Même si C. Prigent a souvent commenté publiquement son travail, l’analyse de L. Fourcaut, en s’appuyant avec précision sur les textes, contribue à mettre en évidence les fondements de cette écriture. En premier lieu, l’affirmation que l’être humain, dès qu’il sort de l’enfance (au sens étymologique de la période où l’on ne sait pas encore parler), est foncièrement étranger au réel conçu comme ce qui échappe à une représentation adéquate via l’usage ordinaire de la langue. De cette inadéquation peut naître chez lui le désir de nommer ce qu’il éprouve, tout en sachant que cette symbolisation ne lui permettra jamais d’accéder à un état fusionnel avec la mater-materia. Cette prise de conscience l’incite à créer une « forme informe » qui se tienne à l’intersection de ces deux mouvements contraires, « le trou infâme qu’on appelle le monde » (Une phrase pour ma mère, P. O. L, 1996) demeurant sensible dans le texte lui-même. Pour cela, ce dernier doit alors devenir un équivalent à l’expérience complexe que constitue à chaque instant le fait d’exister : sensations physiques, affects, souvenirs, pensées, fantasmes, etc. – soit une impureté intrinsèque, exclue par les discours hygiéniquement normalisés de la novlangue capitaliste ou de la littérature industrielle.

Un tel positionnement matérialiste suppose de travailler la langue dans tous les azimuts pour en tirer du vivant : le sens avec la dominante carnavalesque, « mélange du sophistiqué et du trivial, du savant et du populaire, du cultivé surindiqué et de l’obscénité bouffonne » (Christian Prigent, quatre temps, livre d’entretiens avec Bénédicte Gorrillot. Argol, 2009), d’où un lexique mêlant registres et langues (dont celles liées aux origines de l’auteur, le gallo et le breton), des néologismes burlesques et des allusions intertextuelles fréquentes, le plus souvent via des détournements drolatiques ; le travail sonore : homophonies, paronomases, allitérations, écholalies, etc. ; le souci d’assurer une rythmique (avec, surtout dans les écrits en prose, l’insistance du pentasyllabe) et une orientation plastique avec la sculpture des poèmes disposés à la verticale. L. Fourcaut, en parcourant les derniers livres parus (qu’ils relèvent de la poésie ou du roman, de L’Âme, 2000, à Chino au jardin, 2021[ii]), expose minutieusement cette inventivité verbale, singulière de nos jours où, en matière de poésie, le raplapla du « vers international libre », selon la formule de Jacques Roubaud, domine toujours et parvient même à passer pour une audace aux yeux de certains.

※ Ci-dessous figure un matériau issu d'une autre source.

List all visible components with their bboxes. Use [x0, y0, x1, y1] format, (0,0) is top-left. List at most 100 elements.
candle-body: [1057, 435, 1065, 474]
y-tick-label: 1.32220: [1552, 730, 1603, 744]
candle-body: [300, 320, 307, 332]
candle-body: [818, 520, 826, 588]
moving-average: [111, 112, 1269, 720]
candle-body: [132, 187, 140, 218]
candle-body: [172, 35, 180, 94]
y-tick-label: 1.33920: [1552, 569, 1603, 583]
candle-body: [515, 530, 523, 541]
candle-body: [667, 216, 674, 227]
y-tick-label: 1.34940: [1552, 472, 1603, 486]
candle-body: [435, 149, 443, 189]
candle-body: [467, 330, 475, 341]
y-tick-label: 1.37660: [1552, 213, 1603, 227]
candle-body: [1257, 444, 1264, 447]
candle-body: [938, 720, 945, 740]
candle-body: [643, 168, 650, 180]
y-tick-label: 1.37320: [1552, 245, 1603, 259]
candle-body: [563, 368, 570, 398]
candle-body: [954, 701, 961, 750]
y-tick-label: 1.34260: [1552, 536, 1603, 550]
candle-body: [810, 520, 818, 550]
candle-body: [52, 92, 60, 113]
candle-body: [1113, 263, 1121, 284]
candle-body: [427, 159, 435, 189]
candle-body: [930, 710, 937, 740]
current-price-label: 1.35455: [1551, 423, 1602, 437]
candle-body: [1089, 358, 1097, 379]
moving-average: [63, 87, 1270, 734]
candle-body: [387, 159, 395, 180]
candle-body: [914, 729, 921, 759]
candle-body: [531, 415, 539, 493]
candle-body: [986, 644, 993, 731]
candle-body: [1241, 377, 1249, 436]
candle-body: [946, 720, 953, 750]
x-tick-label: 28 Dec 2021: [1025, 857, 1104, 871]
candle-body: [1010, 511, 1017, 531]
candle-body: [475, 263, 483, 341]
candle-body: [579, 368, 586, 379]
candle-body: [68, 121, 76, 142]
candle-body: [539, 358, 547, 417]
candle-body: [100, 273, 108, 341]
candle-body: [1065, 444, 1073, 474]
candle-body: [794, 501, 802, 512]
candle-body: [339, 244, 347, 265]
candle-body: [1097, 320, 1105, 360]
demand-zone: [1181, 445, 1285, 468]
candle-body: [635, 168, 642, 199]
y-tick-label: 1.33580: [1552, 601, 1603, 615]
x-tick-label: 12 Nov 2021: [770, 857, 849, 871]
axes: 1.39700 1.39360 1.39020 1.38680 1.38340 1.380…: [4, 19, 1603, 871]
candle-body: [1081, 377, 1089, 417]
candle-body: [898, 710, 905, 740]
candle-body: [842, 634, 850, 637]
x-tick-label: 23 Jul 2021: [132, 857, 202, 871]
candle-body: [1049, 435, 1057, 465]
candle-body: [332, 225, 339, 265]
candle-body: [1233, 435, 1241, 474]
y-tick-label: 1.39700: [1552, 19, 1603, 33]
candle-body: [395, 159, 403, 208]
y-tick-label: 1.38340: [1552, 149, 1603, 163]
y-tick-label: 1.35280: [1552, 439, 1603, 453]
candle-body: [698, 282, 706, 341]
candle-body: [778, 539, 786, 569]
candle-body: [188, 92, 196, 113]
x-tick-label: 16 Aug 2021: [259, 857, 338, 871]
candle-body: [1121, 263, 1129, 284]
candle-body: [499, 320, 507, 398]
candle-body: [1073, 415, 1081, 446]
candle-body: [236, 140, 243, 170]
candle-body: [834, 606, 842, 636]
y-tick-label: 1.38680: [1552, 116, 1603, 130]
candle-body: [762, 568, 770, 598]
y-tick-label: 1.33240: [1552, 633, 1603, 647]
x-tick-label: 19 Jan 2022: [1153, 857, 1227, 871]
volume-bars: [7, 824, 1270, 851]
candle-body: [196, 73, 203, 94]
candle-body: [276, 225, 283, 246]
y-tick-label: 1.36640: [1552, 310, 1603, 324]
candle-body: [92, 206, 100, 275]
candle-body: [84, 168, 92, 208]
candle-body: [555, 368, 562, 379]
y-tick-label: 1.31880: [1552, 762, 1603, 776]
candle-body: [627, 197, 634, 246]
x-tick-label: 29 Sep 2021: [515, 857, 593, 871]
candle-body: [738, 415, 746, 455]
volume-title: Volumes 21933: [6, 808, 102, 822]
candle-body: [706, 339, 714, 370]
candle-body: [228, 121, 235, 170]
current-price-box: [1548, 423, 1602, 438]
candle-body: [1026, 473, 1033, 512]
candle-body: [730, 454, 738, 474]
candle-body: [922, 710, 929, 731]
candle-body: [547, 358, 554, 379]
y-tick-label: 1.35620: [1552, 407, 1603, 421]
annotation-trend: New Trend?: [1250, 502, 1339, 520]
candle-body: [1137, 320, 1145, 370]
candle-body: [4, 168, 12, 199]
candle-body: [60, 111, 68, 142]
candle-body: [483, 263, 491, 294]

En outre, si l’auteur approfondit les affinités avec les écrivains appartenant à la vaste bibliothèque prigentienne, de Lucrèce et Rabelais à Denis Roche en passant par Rimbaud, Jarry, Bataille et Ponge, il fait de même, de façon plus inattendue mais pertinente, avec Giono et Fourcade, deux auteurs dont il est spécialiste. Par ailleurs, il souligne la teneur existentielle de cette écriture qui, si besoin était, pourrait répondre aux reproches de « formalisme », voire de « terrorisme textualiste », qui surgissent de temps à autre à son égard. En effet, cet « écart tragique entre les mots et la Chose » est manifeste dans le matériau biographique (les liens familiaux, en particulier celui à la mère, l’angoisse de la mort, les relations amoureuses, les considérations d’ordre politique, etc.) et les multiples passages comiques n’empêchent pas un fond mélancolique de remonter régulièrement à la surface.

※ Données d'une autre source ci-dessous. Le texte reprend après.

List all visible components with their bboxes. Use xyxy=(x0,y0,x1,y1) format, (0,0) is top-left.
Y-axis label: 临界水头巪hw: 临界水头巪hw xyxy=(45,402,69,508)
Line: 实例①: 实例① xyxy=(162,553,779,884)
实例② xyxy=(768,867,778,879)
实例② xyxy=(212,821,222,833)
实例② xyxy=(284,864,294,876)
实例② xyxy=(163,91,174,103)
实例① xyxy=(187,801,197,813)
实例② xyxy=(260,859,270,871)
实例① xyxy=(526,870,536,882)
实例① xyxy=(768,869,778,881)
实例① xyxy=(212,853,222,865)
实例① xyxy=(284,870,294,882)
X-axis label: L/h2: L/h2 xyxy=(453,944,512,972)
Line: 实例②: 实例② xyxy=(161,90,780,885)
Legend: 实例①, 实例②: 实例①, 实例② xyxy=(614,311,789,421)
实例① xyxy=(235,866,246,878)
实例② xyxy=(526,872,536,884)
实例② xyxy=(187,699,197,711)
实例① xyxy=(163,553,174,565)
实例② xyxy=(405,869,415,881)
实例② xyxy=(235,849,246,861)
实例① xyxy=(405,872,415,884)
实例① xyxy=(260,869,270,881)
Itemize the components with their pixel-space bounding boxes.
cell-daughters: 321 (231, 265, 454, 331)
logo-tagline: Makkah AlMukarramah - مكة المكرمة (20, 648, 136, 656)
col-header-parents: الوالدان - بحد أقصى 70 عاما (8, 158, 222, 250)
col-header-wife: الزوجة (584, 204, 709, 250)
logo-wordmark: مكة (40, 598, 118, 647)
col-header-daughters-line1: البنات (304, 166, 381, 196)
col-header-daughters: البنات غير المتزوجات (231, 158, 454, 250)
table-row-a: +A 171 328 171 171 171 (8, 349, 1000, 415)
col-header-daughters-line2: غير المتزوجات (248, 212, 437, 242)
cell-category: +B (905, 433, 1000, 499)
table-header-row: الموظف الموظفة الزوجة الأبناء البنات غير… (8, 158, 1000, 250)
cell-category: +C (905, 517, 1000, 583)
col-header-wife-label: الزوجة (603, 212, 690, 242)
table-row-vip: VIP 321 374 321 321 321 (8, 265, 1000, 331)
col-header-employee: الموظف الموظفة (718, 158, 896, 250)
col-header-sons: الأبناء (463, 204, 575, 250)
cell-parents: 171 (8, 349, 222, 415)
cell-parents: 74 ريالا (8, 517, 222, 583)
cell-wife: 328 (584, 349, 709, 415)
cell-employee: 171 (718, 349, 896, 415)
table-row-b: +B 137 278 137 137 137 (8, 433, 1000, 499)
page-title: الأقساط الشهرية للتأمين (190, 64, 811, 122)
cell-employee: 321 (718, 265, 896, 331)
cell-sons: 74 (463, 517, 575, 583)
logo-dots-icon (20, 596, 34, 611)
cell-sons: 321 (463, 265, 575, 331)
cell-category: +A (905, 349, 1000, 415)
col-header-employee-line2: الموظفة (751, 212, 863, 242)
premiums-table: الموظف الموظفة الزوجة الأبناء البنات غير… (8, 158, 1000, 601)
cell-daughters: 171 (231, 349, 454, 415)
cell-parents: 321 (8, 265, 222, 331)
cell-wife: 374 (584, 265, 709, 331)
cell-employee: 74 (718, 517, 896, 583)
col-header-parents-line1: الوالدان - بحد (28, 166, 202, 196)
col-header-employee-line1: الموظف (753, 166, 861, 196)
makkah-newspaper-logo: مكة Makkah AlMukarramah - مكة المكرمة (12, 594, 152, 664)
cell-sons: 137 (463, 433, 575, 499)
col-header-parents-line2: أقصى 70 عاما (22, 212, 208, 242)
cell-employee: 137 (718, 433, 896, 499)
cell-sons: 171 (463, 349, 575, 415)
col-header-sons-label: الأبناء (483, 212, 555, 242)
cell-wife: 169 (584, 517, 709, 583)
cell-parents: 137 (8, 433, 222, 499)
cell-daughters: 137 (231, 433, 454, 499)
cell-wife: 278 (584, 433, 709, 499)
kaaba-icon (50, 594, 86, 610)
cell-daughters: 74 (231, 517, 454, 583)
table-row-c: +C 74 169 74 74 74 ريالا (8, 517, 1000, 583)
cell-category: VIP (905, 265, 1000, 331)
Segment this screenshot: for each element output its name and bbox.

Enfin, il faut mentionner la reproduction de trois peintures de C. Prigent présentant des points communs avec son activité littéraire, ainsi qu’une bio-bibliographie très détaillée (incluant les textes sur et avec C. Prigent) qui permet notamment de signaler la dimension collective du parcours prigentien à travers la longue histoire de la revue TXT.
Au-delà de l’œuvre de C. Prigent, si l’on tient à s’interroger sur ce que peut désigner aujourd’hui le mot « poésie », objet persistant de préjugés et d’approximations, cet ouvrage de L. Fourcaut ne pourra donc qu’éclaircir salutairement les idées.

 

[i] Professeur émérite de Sorbonne Université, il est l’auteur d’ouvrages sur Giono, Simenon, Apollinaire et Fourcade, ainsi que de plusieurs recueils de sonnets.

[ii] Plus la traduction de six cent cinquante épigrammes de Martial, en 2014.